I'm not knocking 3-Rivers, as they have always treated me right, but the point is made and valid. I do know from personal experience that Lancasters will call, almost immediately, if there are issues of compatibility on the order. I also have had Lancasters substitute without making a call. I ordered a red Soma Flipper rest. They sent black. Though they didn't call prior to doing so, to compensate, they sent me two rests, and I got a free spare out of it.


----------



## dadamsjr (Aug 8, 2010)

I returned 2 DVDs I mailed them out Tuesday and today I got a call from one of the 3 rivers people asking what the problem was and I explained it didn't work well neither did and he is checking to verify that it is definitive.
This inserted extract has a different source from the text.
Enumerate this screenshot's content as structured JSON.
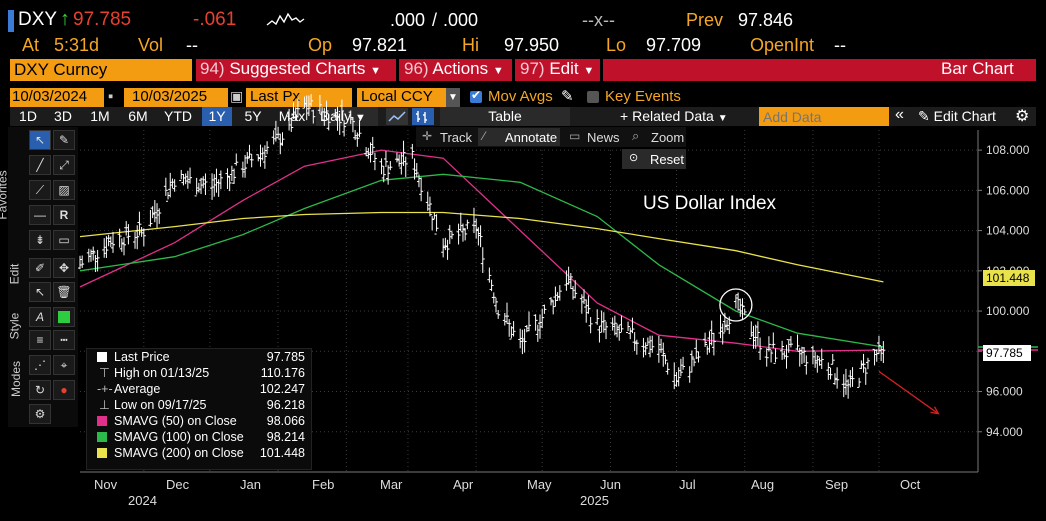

It was the his to make Flemish strings and it never. Got to the 3 bundle.


----------



## 82ndArcher07 (Aug 29, 2009)

To get back to the topic of the sage, I purchased that recurve from them about a month ago and dont see a reason for them to change the design. I think the bow it absolutely awsome and would recommend it to anyone. I didnt purchase the bow for the purpose of "no tools" but looking at it now im glad I did, Its so convinient not having to have allen wrenches. It doesnt look sloppy either there very uniform and work great with the bow.


----------



## Sir Knight Rich (Jan 26, 2014)

I have been shooting traditional archery for almost 50 years and have owned several bows.. problem is that as I aged, my favorite recurves and longbows were too heavy for me to shoot comfortably, so I decided to try something in a much lighter weight.. and since I was not sure I would like a 35 pound bow, I wanted INEXPENSIVE. Upon advice on several forums, I decided on a 35 pound Samick Sage. It is a great bow, regardless of price. Mine is smooth, quiet, and has very little hand shock (the riser weights enough to give it heft and dampen shock). And it is decent looking - not beautiful and the finish is "matte" which I don't prefer over a highly polished finish, but it is sure 'nuff highly acceptable. Regarding the limb attachment - it comes with an aluminum bracket with two "pockets" into one side fits the limb, and the other fits over the riser. (since I can't leave things alone, I placed a fitted strip of leather in the pocket on the limb side) and the knurled knob holds the entire shooting match on the riser. There is no slop, nor can I see how there could be any slop unless the bolt was not tightened. I've read that a good fastflight string improves the bow, and I will likely try one to see if it makes a difference.. but I don't think it is at all necessary. The bow is a 35 pounder and it casts at seemingly the same speed as a #44 pound Browning Nomad that I have (and is smoother). Oh, yes, and I'm shooting off the shelf with wooden/feather arrows. Best to all, Richard





parnell said:


> I just purchased the Sage from 3rivers(I received it Friday). For the money it is a good deal, but I have two issues. 1 - it is advertised by 3rivers as a "no tools." 2 - the new screws stick up high and look bad. I am waiting for 3rivers to respond to my email requesting the knobs. The funny thing is that for all the posts and reviews done on this bow, no one ever mentioned or complained about the knobs being sloppy. (I think I read almost everyone as I am just getting back into archery after years away.)


----------



## centershot (Sep 13, 2002)

So, did you call 3R and talk with CS? Think I'd start there. If they don't cooperate (doubtful-they have always been good with me) then return it.


----------